Thankfully researchers at MIT are up to the task. A group from MIT’s Computer Science and Artificial Intelligence Laboratory (CSAIL) is looking at the problem from a different angle than usual, utilizing soft robotic fingers that mimic the movements of human ones.
Okay, so they don’t exactly look like fingers. That may be for the best, given that realistic fingers would really only serve to make the robot appear incredibly uncanny. But the soft grippers are dextrous enough to carry out many of the same tasks as human fingers, making them useful for tasks ranging from menial to life-or-death.
Specialized sensors — In seeking the perfect finger-machine, researchers turned first to the design of the gripper itself. They settled on a simple but effective design with two quick-moving “fingers” that allow for real-time adjustments of force and position.
Then came the more difficult part: telling those grippy fingers how to move. Cables and strings are so fluid in their movements that handling them requires complex deftness. For this purpose, the researchers equipped the fingers with “GelSight” sensors that use a combination of vision and tactile inputs. Those connect back to a complicated perception-and-control framework to make cable manipulation possible.
Almost endless applications — While the robotic fingers themselves are highly specialized, their applications are not. In fact, the fancy fingers could be put to use in a huge variety of situations.
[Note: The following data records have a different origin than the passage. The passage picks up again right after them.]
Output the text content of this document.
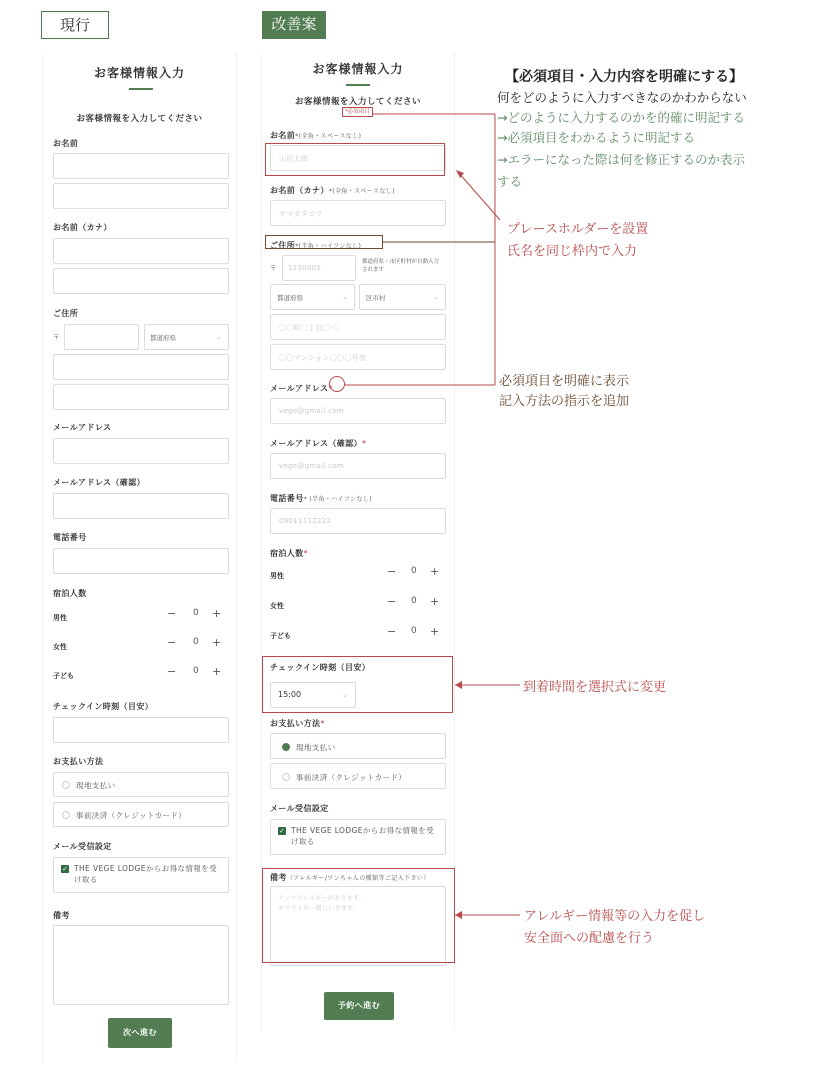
現行	改善案
お客様情報入力
お客様情報を入力してください
お名前
お名前（カナ）
ご住所
〒	都道府県	⌄
メールアドレス
メールアドレス（確認）
電話番号
宿泊人数
男性	− 0 +
女性	− 0 +
子ども	− 0 +
チェックイン時刻（目安）
お支払い方法
現地支払い
事前決済（クレジットカード）
メール受信設定
✓ THE VEGE LODGEからお得な情報を受け取る
備考
次へ進む
お客様情報入力
お客様情報を入力してください
*必須項目
お名前*(全角・スペースなし)
山田太郎
お名前（カナ）*(全角・スペースなし)
ヤマダタロウ
ご住所*(半角・ハイフンなし)
〒 1230001
都道府県・市区町村が自動入力されます
都道府県	⌄	区市村	⌄
〇〇町〇丁目〇-〇
〇〇マンション〇〇〇号室
メールアドレス*
vege@gmail.com
メールアドレス（確認）*
vege@gmail.com
電話番号* (半角・ハイフンなし)
09011112222
宿泊人数*
男性	− 0 +
女性	− 0 +
子ども	− 0 +
チェックイン時刻（目安）
15:00	⌄
お支払い方法*
現地支払い
事前決済（クレジットカード）
メール受信設定
✓ THE VEGE LODGEからお得な情報を受け取る
備考（アレルギー/ワンちゃんの種類等ご記入下さい）
ナッツアレルギーがあります。
チワワ１匹一緒にいきます。
予約へ進む
【必須項目・入力内容を明確にする】
何をどのように入力すべきなのかわからない
→どのように入力するのかを的確に明記する
→必須項目をわかるように明記する
→エラーになった際は何を修正するのか表示
する
プレースホルダーを設置
氏名を同じ枠内で入力
必須項目を明確に表示
記入方法の指示を追加
到着時間を選択式に変更
アレルギー情報等の入力を促し
安全面への配慮を行う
For example, the fingers could be used by disabled or elderly people to complete household tasks such as folding clothes. The robotic fingers could also be implemented in a number of factory settings where repeated tasks might become uncomfortable for human hands.
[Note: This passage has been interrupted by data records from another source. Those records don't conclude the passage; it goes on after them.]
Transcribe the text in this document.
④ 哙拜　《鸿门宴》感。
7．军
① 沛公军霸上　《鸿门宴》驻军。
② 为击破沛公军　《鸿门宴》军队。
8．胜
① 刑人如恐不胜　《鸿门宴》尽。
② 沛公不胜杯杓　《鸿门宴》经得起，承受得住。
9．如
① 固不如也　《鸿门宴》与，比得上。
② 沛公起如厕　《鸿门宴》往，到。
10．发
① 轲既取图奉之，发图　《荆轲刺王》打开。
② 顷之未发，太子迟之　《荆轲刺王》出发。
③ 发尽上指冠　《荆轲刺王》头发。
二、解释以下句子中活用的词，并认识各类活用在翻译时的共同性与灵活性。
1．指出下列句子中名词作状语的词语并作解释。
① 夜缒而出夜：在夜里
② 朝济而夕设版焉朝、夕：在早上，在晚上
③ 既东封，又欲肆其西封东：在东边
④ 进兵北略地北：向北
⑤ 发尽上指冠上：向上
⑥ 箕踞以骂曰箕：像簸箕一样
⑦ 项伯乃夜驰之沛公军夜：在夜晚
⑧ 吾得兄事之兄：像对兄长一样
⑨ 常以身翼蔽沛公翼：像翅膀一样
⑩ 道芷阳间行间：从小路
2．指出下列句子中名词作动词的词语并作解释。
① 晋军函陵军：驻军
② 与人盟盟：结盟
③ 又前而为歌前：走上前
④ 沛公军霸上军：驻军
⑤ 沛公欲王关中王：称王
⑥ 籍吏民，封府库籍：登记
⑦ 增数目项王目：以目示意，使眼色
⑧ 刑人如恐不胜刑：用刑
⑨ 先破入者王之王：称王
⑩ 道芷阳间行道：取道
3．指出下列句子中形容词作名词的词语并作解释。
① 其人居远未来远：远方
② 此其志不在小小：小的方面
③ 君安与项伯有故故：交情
Still room for improvement — The grippers are in great shape right now, but its creators know they could still be much better. Because of the convex surface of the GelSight sensor, it can be difficult for the robot to pull material back once it’s reached the edge of the finger — they hope to improve the finger’s design in future iterations to enhance overall performance.
The team’s also hoping to train the robotic fingers to carry out even more complex tasks in the future, such as cable-routing and cable-insertion through obstacles. The arm could then be of huge assistance in jobs like internet and cable installations.